Pensador polémico

  LA RELACION ENTRE LA SOCIOLOGIA Y LA FILOSOFIA
Por Mario Bunge
 A lo largo de más de 60 años de labor en el campo de la filosofía de la ciencia (su primer trabajo es de 1939), Mario Bunge ha publicado unos 80 libros y cerca de 500 artículos en revistas especializadas o en medios periodísticos. Por su labor como docente e investigador, tanto en el país como en el exterior (reside en Canadá desde hace casi 40 años), ha sido destacado como uno de los pensadores argentinos más importantes de la segunda mitad del siglo xx. Pero, junto a ese reconocimiento como epistemólogo, Bunge también se ha hecho acreedor a cierta fama de pensador polémico. Sus expresiones en relación con temas tan diversos como la política, la educación, el arte, la religión y, por supuesto, el psicoanálisis suelen provocar controversias cada vez que visita Buenos Aires o aparece alguna publicación de su autoría. En La relación entre la sociología y la filosofía , su último libro, escrito originalmente en inglés y compuesto por algunos textos inéditos y otros ya publicados, ambas facetas, la del académico y la del intelectual polémico, están cabalmente representadas.

Bunge enuncia el objetivo de su trabajo con una metáfora: "El problema es transformar una desordenada y estéril unión de hecho -entre filosofía y sociología- en un matrimonio legal y fértil". En la actualidad, critica Bunge, los filósofos que dicen ocuparse de las ciencias sociales -y toma como ejemplo a Habermas, Putnam y Searle- conocen muy superficialmente los planteos y problemas específicos de dichas ciencias y, a su vez, los científicos más idóneos desprecian la filosofía, aun cuando se ven obligados a improvisar marcos filosóficos que les permitan dar sentido a su propia tarea. Bunge distingue dos modos en que la filosofía debería contribuir al progreso de la sociología. Por un lado, "identificando problemas, analizando y refinando enfoques, elucidando conceptos generales, descubriendo presupuestos, analizando y organizando teorías, evaluando pruebas, fomentando conexiones interdisciplinares"; por otro, "desenmascarando tendencias seudocientíficas y anticientíficas".

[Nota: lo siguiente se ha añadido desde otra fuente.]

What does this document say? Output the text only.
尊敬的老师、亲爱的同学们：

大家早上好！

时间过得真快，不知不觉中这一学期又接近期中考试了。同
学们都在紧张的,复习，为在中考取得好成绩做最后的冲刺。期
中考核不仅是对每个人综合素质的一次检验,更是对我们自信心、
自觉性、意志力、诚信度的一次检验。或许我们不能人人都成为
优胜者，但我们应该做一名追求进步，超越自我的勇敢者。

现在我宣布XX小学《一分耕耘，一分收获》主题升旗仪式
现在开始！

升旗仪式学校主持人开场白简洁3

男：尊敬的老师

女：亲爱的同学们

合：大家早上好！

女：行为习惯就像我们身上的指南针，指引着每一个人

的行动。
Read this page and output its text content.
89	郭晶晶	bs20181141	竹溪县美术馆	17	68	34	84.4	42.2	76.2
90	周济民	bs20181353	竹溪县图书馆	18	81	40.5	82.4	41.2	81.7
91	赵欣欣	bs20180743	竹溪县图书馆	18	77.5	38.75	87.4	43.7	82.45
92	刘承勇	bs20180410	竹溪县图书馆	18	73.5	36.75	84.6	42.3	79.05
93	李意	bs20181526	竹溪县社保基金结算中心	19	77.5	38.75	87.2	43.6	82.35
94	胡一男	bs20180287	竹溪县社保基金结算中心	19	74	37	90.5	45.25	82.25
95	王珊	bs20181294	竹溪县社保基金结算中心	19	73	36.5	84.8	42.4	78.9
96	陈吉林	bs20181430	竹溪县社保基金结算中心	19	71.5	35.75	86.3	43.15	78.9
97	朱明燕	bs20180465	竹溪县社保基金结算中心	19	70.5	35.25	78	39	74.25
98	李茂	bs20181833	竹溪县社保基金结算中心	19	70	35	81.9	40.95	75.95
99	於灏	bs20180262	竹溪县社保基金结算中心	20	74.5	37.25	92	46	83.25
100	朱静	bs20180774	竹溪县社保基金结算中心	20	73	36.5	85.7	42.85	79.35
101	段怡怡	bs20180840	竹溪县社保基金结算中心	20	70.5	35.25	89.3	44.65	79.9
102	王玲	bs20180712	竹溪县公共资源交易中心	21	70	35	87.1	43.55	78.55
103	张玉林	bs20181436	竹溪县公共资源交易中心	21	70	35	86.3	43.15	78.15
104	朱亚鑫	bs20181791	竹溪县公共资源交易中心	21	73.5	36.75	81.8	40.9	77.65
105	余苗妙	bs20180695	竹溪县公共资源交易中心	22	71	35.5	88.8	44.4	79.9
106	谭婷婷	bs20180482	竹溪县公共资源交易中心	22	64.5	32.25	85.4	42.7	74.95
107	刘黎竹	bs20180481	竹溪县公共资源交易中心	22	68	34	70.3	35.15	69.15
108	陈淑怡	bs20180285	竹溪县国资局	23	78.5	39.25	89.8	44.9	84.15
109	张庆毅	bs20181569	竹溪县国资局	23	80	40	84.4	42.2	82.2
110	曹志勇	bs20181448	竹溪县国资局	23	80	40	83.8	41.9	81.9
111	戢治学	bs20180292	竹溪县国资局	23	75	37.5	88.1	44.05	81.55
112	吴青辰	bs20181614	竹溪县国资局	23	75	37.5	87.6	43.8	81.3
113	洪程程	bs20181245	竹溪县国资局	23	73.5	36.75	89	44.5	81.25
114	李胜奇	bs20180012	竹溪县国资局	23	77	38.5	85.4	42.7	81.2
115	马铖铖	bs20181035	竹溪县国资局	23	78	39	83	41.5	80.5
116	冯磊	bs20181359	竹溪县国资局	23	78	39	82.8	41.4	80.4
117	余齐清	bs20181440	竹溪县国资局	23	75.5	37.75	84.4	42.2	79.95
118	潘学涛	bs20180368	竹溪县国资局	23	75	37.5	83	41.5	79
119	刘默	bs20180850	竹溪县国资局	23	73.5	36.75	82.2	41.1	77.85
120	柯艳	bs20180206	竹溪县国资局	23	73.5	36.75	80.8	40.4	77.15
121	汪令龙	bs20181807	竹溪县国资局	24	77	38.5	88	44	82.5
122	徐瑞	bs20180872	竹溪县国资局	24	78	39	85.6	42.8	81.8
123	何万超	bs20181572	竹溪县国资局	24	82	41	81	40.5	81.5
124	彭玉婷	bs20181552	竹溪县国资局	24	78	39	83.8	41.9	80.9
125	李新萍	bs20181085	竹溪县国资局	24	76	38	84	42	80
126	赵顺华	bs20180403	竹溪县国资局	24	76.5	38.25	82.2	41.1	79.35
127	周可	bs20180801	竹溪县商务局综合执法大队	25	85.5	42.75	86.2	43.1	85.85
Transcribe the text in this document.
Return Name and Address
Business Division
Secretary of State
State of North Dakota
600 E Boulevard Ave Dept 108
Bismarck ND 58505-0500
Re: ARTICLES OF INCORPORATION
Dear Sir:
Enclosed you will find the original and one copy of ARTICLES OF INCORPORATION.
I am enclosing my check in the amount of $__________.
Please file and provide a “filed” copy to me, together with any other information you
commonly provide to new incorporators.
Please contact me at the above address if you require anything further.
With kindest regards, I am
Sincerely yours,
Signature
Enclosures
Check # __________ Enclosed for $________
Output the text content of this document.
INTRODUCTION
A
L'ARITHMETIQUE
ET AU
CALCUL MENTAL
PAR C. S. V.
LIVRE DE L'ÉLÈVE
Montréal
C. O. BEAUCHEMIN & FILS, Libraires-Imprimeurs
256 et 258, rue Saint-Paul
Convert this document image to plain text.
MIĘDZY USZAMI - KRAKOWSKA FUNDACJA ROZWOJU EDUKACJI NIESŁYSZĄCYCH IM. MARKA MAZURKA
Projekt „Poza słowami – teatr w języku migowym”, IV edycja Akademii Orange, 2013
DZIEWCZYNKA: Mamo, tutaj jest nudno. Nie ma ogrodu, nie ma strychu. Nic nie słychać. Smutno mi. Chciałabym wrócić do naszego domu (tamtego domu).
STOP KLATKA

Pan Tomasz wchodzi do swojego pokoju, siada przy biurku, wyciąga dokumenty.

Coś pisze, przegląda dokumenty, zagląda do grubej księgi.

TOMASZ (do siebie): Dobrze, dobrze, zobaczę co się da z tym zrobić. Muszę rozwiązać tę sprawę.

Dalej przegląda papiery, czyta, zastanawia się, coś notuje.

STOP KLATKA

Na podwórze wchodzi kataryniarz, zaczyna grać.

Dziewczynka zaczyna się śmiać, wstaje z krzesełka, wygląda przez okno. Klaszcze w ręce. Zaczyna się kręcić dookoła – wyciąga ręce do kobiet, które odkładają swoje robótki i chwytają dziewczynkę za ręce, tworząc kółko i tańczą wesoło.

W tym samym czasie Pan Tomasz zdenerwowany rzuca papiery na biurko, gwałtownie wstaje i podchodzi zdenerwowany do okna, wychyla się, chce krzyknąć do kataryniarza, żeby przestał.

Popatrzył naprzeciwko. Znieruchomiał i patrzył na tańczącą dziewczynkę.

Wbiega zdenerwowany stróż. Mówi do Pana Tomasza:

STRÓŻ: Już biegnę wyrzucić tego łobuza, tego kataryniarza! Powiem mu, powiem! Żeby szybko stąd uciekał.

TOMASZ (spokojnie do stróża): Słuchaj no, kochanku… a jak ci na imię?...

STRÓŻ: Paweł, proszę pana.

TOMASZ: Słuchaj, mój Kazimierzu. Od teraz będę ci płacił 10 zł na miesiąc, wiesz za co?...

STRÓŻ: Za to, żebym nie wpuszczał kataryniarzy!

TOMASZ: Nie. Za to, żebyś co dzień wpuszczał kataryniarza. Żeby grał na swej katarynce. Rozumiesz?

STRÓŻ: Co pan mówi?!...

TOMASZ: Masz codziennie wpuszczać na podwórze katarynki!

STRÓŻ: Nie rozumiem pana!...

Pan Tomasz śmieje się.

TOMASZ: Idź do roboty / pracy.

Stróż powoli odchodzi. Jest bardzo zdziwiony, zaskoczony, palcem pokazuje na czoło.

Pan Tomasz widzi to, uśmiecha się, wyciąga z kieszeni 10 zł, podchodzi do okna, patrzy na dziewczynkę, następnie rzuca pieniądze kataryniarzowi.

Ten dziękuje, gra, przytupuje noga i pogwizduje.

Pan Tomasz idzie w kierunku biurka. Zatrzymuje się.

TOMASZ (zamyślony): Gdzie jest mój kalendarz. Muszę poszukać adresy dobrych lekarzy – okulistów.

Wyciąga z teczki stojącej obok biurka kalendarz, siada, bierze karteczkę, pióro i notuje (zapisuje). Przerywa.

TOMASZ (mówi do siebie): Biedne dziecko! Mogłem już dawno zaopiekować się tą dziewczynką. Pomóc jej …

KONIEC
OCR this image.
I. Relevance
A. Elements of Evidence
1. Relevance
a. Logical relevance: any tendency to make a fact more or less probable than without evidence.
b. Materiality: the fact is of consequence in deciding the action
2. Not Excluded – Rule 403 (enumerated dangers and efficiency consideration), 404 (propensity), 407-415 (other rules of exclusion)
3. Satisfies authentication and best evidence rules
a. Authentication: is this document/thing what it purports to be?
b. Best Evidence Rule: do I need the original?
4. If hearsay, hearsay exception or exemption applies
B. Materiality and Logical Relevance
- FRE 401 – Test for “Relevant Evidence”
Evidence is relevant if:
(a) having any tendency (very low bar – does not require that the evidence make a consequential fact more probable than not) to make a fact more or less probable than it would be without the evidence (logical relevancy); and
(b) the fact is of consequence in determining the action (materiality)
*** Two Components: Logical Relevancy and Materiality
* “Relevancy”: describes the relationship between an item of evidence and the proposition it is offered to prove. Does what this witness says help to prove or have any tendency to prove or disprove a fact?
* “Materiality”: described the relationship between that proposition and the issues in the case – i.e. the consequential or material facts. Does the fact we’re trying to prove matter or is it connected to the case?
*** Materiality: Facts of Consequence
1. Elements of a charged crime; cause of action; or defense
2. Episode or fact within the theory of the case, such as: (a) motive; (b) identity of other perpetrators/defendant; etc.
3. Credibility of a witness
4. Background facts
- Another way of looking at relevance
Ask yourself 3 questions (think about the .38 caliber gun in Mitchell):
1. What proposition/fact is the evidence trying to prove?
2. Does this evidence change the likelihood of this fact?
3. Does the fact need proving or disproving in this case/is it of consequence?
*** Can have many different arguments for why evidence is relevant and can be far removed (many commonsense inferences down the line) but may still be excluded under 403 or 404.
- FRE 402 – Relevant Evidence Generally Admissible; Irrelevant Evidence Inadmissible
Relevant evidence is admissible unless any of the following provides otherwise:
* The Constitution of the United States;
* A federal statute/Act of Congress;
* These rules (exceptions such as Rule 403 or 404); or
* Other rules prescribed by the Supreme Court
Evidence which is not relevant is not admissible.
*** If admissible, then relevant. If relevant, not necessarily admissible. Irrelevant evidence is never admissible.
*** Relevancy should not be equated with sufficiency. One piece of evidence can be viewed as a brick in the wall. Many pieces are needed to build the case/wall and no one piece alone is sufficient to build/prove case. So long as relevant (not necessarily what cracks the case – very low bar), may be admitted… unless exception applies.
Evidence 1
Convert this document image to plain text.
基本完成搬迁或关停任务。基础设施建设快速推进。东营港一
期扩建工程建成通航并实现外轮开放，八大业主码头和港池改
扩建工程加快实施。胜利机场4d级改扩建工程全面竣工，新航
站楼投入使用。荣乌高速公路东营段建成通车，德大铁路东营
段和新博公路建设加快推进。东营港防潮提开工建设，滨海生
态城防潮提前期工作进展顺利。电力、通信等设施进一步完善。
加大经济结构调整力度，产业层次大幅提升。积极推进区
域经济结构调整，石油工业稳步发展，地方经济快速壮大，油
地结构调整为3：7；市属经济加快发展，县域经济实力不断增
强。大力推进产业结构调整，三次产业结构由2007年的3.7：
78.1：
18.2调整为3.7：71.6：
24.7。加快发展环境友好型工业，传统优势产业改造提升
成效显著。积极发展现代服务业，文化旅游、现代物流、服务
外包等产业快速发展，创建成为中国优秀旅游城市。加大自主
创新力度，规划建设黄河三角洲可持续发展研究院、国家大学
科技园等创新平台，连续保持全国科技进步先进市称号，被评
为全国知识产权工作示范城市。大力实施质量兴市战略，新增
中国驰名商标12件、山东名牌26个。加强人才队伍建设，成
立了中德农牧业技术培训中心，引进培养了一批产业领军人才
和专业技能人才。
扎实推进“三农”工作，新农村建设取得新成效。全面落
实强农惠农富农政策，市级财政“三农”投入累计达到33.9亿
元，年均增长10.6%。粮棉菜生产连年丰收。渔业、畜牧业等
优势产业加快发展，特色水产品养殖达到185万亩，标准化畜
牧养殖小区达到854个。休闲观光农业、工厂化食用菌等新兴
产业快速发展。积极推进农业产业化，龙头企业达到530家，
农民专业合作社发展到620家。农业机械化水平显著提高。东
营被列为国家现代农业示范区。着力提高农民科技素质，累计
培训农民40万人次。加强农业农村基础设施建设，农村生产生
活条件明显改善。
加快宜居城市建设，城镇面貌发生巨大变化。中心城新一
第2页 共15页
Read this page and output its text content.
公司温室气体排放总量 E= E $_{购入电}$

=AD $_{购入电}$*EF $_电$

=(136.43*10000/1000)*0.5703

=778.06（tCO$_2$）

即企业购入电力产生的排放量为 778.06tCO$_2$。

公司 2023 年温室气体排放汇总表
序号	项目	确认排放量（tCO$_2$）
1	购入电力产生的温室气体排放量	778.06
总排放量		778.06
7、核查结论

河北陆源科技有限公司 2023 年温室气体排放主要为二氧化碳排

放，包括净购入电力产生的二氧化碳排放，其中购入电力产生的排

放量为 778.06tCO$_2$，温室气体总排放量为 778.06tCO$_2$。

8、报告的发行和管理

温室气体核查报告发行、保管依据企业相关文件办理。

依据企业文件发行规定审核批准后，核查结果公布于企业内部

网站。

Para realizar su aporte al primer grupo de cuestiones, el epistemólogo analiza críticamente la teoría de la elección racional, la filosofía social de Popper y el constructivismo y ofrece una exposición clara y rigurosa del tipo de explicación que considera más apropiado para las ciencias sociales: la explicación mecanísmica (aquella que "para explicar la emergencia de una cosa concreta o de sus cambios devela el mecanismo o los mecanismos por los que llegó a ser lo que es o el modo en que cambia"). Para estar a tono con la segunda función, la "desenmascaradora", arremete contra aquellos a los que denomina "los enemigos de la ilustración". ¿De quiénes se trata? La lista es extensa. Para mencionar sólo algunos de los nombres que Bunge coloca en esta categoría citemos a Nietzsche, Dilthey, Bergson, Husserl, Heidegger, Althusser, Sartre, Foucault, Derrida, Feyerabend, Rorty y las "feministas radicales".

En el calor de la defensa de lo que considera "auténtica filosofía", nombre usurpado por estos enemigos de la razón ilustrada, según Bunge, define el existencialismo como "un revoltijo de sinsentidos, falsedades y perogrulladas", la fenomenología como una "extravagancia" que conduce al investigador a "centrarse en la conducta individual y negar la existencia de sistemas sociales y hechos macrosociales", señala a los humanistas como promotores de "estudios sociales de café" y denuncia a las feministas radicales ("interesadas en el poder, no en la verdad") porque "su ataque contra la ciencia aleja a las mujeres de los estudios científicos y así refuerza su posición subordinada en la sociedad moderna".

¿Cuál es la propuesta de Bunge ante quienes cuestionan nociones caras a la epistemología como la objetividad, la neutralidad o la racionalidad científica? La intolerancia: "Todo cuerpo académico tiene el deber de ser intolerante frente a la contracultura y la seudocultura"; "deberíamos expulsar a los charlatanes de la universidad antes de que la deformen hasta hacerla irreconocible".

Tanto por la claridad y la solidez argumentativa de sus consideraciones propiamente epistemológicas como por la frontalidad de sus embates, La relación entre la sociología y la filosofía es, como fiel exponente del pensamiento de Bunge, un libro que no decepcionará ni a adeptos ni a adversarios.